Social

Le défi de l'emploi

L'explosion sociale, menace agitée rituellement par plusieurs dirigeants syndicaux, ne s'est pas produite en France en 1984 là où on l'attendait. Il n'y a pas eu de déferlement de grèves et la mobilisation des salariés est restée en deçà des calculs syndicaux.
L'explosion, elle est venue du chômage. Jusqu'alors tenue vaille que vaille, la digue a cédé et le cap des 2 500 000 chômeurs a été franchi en octobre. Elle est bien loin la promesse de Pierre Mauroy de maintenir le nombre de chômeurs à 2 millions : Laurent Fabius peut faire et refaire les comptes, il y a bien 890 000 demandeurs d'emploi de plus qu'en mai 1981.

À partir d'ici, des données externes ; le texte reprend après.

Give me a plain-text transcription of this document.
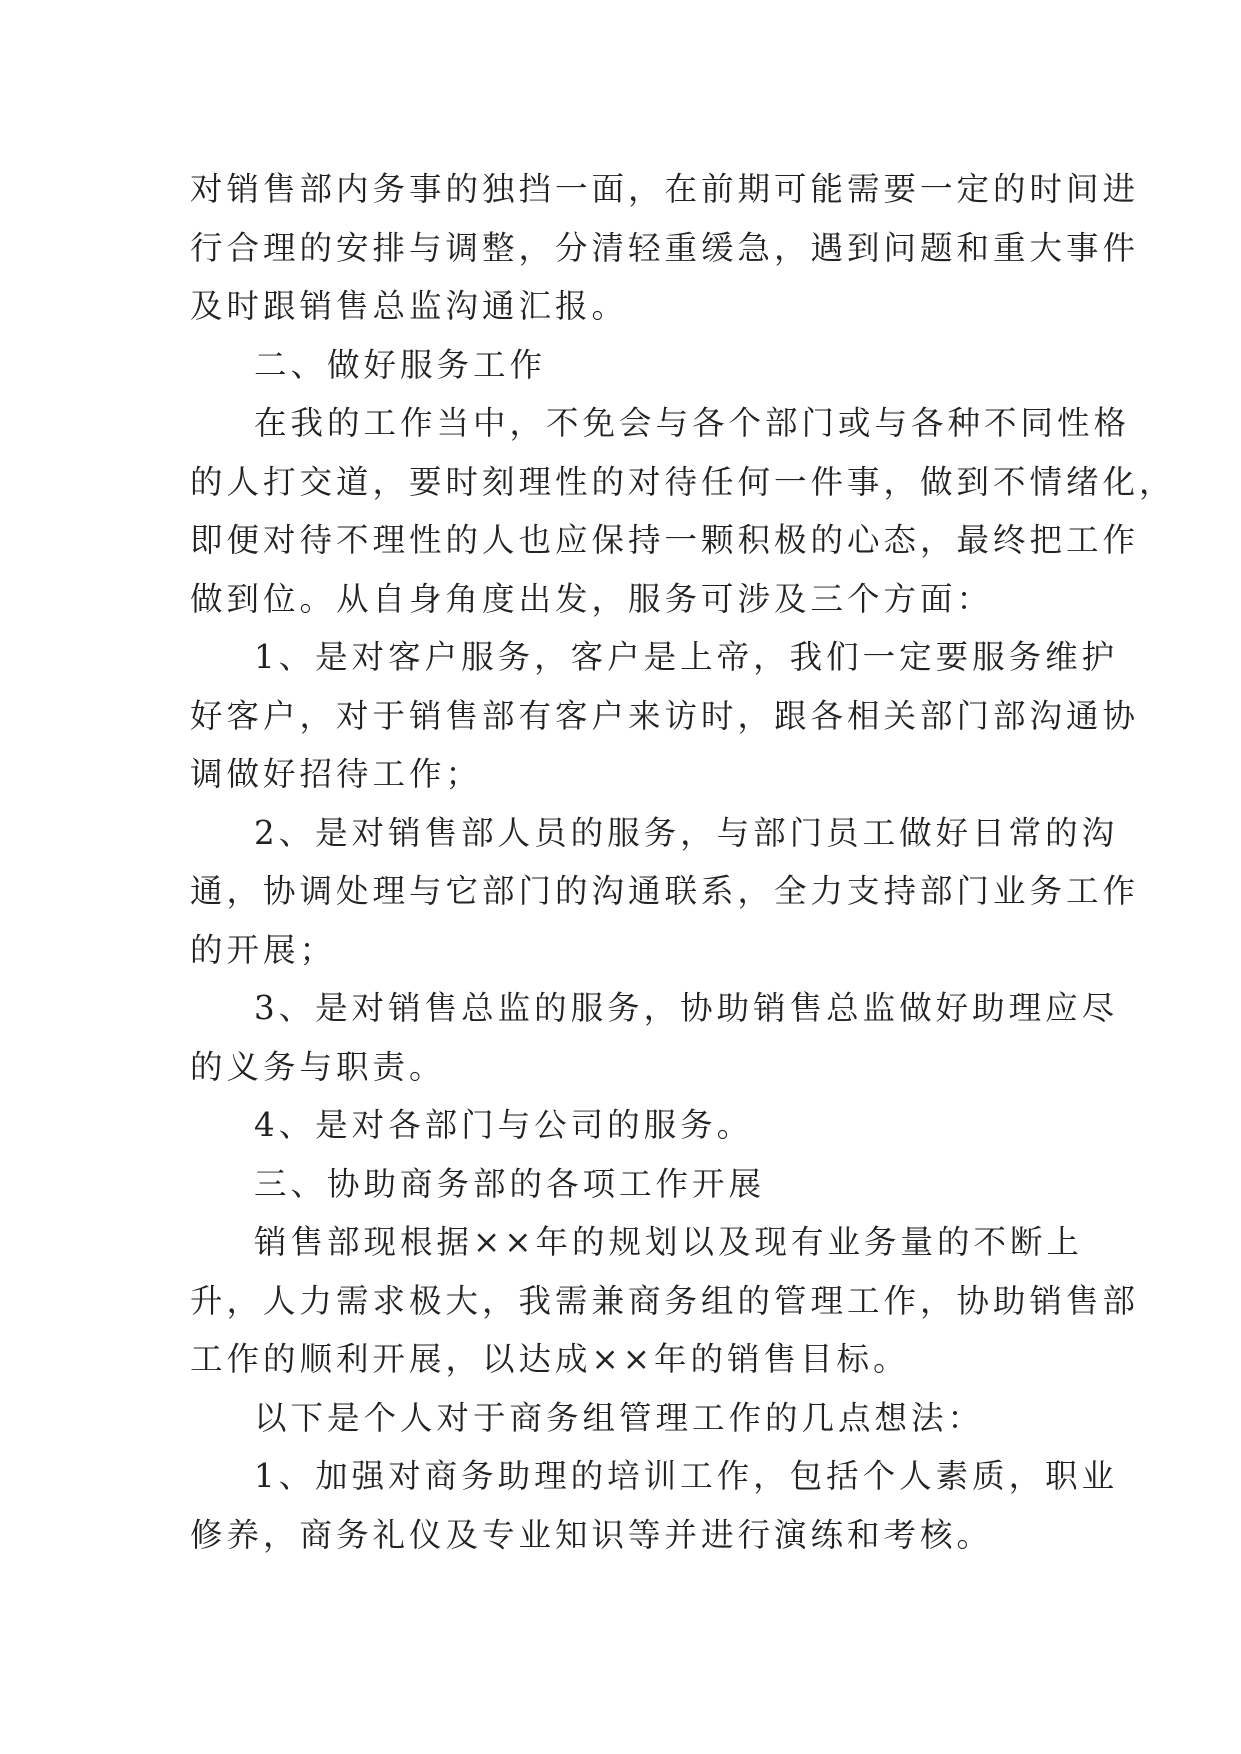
对销售部内务事的独挡一面，在前期可能需要一定的时间进

行合理的安排与调整，分清轻重缓急，遇到问题和重大事件

及时跟销售总监沟通汇报。

二、做好服务工作

在我的工作当中，不免会与各个部门或与各种不同性格

的人打交道，要时刻理性的对待任何一件事，做到不情绪化，

即便对待不理性的人也应保持一颗积极的心态，最终把工作

做到位。从自身角度出发，服务可涉及三个方面：

1、是对客户服务，客户是上帝，我们一定要服务维护

好客户，对于销售部有客户来访时，跟各相关部门部沟通协

调做好招待工作；

2、是对销售部人员的服务，与部门员工做好日常的沟

通，协调处理与它部门的沟通联系，全力支持部门业务工作

的开展；

3、是对销售总监的服务，协助销售总监做好助理应尽

的义务与职责。

4、是对各部门与公司的服务。

三、协助商务部的各项工作开展

销售部现根据××年的规划以及现有业务量的不断上

升，人力需求极大，我需兼商务组的管理工作，协助销售部

工作的顺利开展，以达成××年的销售目标。

以下是个人对于商务组管理工作的几点想法：

1、加强对商务助理的培训工作，包括个人素质，职业

修养，商务礼仪及专业知识等并进行演练和考核。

On peut longuement épiloguer sur les responsabilités des gouvernants d'aujourd'hui ou d'hier quant à la dégradation ainsi observée. L'important est ailleurs. Quand, en 1974, on croyait que la crise ne durerait pas et que le chômage serait passager, on avait accru la protection des chômeurs en créant l'allocation spéciale d'attente, le « 90 % » des licenciés économiques. Dix ans après, la crise s'obstine, le chômage grimpe et les partenaires sociaux eux-mêmes ont dû réviser à la baisse le système d'indemnisation du chômage. Un double risque est ainsi encouru. Tout d'abord comment la protection sociale pourra-t-elle continuer à jouer un rôle d'amortisseur, comment pourra-t-elle empêcher à terme le détonateur chômage d'exploser si les garanties fondent comme neige au soleil ? En second lieu, le phénomène d'exclusion et de marginalisation s'accroît.

L'exclusion des chômeurs

Au-delà des batailles de chiffres sur « les nouveaux pauvres », il y a grosso modo 40 % des chômeurs qui ne sont pas, pour des raisons diverses et parfois compréhensibles, indemnisés. Parmi eux, plus d'un demandeur d'emploi sur deux a moins de 25 ans. Une telle exclusion sociale est lourde de conséquences, alors même que la durée du chômage s'allonge et que les licenciements économiques se multiplient au rythme de 30 000 à 40 000 par mois. Est-ce la facture sociale inéluctable des restructurations industrielles ? La modernisation industrielle, ou plus simplement l'adaptation au marché, passe souvent par des suppressions d'emplois. La difficulté là encore réside dans le fait que le traitement social de ces « dégraissages » varie suivant que l'on est dans l'automobile, dans les mines ou dans la sidérurgie...

La société doit désormais faire face à un accompagnement social des mutations à plusieurs vitesses, les salariés des petites et moyennes entreprises étant les plus mal lotis. Dans le même temps, la précarité gagne du terrain. L'emploi garanti devient une peau de chagrin : est-ce le prix à payer pour arriver à avoir en France une mobilité professionnelle et géographique plus importante ? Indéniablement, la France a navigué, tant bien que mal, entre les récifs sur le plan social en 1984. Elle en a heurté quelques-uns. Elle en a contourné d'autres. Les détours de la traversée n'ont pas toujours été négociés, le dialogue aboutissant souvent à des impasses.

Politique contractuelle

Pourtant, il serait inexact de dire que le dialogue social est moribond en France. L'obligation annuelle de négocier les salaires réels et les effectifs aidant, on a beaucoup dialogué en 1984 et à tous les niveaux. Mais on a de plus en plus de mal à se comprendre et à s'entendre. La politique contractuelle marque le pas, en particulier dans le secteur public. Il ne s'agit plus de partager équitablement les fruits de la croissance, mais plutôt de faire avaler aux syndicats la pilule amère de l'austérité. Rien d'étonnant donc à ce que le dialogue soit souvent apparu bloqué, la fonction publique ayant à cet égard donné l'exemple de la difficulté de s'entendre quand la rigueur salariale devient trop pesante.

Les syndicats se sont trouvés d'autant plus désorientés par cette anémie de la politique contractuelle qu'ils ont eu le sentiment que le gouvernement avait du mal à se doter d'une nouvelle ambition sociale, en ces temps de rigueur accrue. Avec Laurent Fabius, ce n'est plus la musique des 35 heures en 1985, de la réduction des inégalités et des grandes réformes sociales, mais le refrain, moins agréable à entendre, de la modernisation des rapports sociaux. La politique sociale est redevenue un instrument parmi d'autres, un moyen pour accompagner en douceur des mutations souvent douloureuses.